Jewish Stanford student Joshua Browder presents on how chatbots like DoNotPay can make life better.

Teenage Whiz Creates Bot To Fight Unfair Parking Tickets — and It’s Winning!

A Jewish teenager from London felt something was terribly unjust about senior citizens and other needy people being hit with unjust parking tickets.

So he created a crusading ‘chatbot,’ an internet tool based on articial intelligence, to fight the powers that be.

Joshua Browder, the creator of DoNotPay, told the Forward the elderly and disabled, more likely to make a parking mistake, were getting fined nearly 120 British pounds — half of the state pension for one week. The government shouldn’t be taxing the most vulnerable populations for simple mistakes, he said.

“People were being deprived of their livelihoods,” Browder said.

DoNotPay works by responding to user messages — for free — with simple questions that help guide it in filing an appeal on the user’s behalf. In the year since its creation, Browder’s app has taken on nearly 250,000 tickets and won $4 million in the U.K. alone, he said.

Unlike an app, a chatbot can exist on different messaging apps like Facebook Messenger. While Browder’s chatbot currently exists on his website, he said on Twitter he is exploring integration with messaging platforms.

In order to test the ticket system, Browder started collecting parking tickets for protesting purposes, ending up with about 30 by the age of 18.

“Once I knew there was a flaw, I wanted to test it,” he said. “Admittedly, I’m not the best driver, so some were legitimate. But I only appealed the ones for testing purposes.”

Browder, who said being Jewish is a core part of his identity, started teaching himself to code before the age of online coding tutorials — at first just by copying what he saw in YouTube videos.

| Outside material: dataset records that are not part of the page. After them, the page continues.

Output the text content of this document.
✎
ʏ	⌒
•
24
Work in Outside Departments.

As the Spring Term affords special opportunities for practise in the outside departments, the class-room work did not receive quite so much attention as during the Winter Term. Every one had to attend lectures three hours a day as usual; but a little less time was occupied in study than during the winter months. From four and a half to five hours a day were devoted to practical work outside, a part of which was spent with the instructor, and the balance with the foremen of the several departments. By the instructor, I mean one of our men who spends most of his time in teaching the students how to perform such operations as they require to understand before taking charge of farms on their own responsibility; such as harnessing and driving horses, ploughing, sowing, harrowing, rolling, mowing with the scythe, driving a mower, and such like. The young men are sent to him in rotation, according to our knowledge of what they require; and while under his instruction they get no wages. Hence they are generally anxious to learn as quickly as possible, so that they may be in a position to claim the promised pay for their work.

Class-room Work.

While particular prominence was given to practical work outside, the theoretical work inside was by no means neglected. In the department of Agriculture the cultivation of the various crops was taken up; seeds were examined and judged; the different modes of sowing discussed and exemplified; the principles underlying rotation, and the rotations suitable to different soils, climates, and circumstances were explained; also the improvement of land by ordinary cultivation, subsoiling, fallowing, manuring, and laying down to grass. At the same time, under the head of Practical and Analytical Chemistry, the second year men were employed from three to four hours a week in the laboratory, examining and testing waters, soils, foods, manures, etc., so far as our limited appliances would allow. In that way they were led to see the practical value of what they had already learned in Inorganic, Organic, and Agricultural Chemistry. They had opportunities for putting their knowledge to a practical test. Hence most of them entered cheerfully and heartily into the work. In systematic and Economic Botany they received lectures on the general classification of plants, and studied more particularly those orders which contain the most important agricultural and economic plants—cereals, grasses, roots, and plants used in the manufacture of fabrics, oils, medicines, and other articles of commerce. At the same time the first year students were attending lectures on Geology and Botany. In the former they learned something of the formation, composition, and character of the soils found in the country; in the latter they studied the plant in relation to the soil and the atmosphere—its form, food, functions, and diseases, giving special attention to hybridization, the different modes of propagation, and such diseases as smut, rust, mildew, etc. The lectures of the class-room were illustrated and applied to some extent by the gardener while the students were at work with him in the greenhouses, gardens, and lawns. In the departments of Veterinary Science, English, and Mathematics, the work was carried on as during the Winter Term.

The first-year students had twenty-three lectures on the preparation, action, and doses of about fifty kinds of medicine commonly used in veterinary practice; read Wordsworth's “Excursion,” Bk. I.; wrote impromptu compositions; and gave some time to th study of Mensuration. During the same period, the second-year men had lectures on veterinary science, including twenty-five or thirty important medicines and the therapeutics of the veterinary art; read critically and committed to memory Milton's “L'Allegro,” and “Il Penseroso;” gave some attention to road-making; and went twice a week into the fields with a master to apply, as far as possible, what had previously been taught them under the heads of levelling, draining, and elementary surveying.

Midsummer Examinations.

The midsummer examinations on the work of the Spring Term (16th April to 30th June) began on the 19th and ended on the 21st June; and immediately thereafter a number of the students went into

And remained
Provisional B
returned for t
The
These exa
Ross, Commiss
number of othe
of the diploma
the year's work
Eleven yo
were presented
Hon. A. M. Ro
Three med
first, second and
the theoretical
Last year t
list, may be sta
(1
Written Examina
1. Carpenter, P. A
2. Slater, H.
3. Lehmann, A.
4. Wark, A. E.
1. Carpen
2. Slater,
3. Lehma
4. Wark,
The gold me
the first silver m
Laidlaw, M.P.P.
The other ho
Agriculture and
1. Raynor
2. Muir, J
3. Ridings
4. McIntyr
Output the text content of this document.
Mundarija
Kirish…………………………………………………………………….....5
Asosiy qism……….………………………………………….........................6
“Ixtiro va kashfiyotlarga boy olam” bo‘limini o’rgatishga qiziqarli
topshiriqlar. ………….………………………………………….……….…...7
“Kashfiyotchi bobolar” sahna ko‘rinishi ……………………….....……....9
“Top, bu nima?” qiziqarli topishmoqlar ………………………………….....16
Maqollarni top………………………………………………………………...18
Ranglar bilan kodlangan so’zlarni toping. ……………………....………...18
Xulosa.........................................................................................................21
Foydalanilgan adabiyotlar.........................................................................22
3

One of Browder’s first apps, an unofficial iPhone app for British sandwich shop Pret A Manger he made at age 13, became so popular that the restaurant officially adopted the app.

But Browder thought coding could be used to do much more.

“The thing I really love about tech and coding is that you can have a big impact and be anyone,” he said. “So I reached out to human rights organizations offering to code for them and about six came back asking for an app.”

Browder, who was interested in artificial intelligence and machine learning, started building his parking chatbot last year while at Stanford. He said that while he has mostly worked on his chatbot by himself, many of his professors and lawyers from Stanford’s law school have provided advice and help.

In order to teach his chatbot to understand common parking ticket issues, Browder created a parking appeals website where he received more than 3,000 emails from people asking how to appeal their ticket. Using the emails as a database to teach his chatbot to recognize problems, he trained it to ask for basic information to file an appeal or assist the user.

Though it started in the Britain, DoNotPay is now open for business for angry parking ticket recipients in New York City, and is slated to open in Seattle as well.

Browder said he also plans to create a developer platform to help train his chatbot for other types of legal battles.

“I was bombarded on Twitter with requests for different kinds of laws, but I’m just one person,” Browder said. “Creating a platform lets people contribute to the knowledge of the bot.”

DoNotPay has already begun assisting users in filing compensation claims for missed flights, and Browder is developing a chatbot to assist those with HIV in understanding their rights.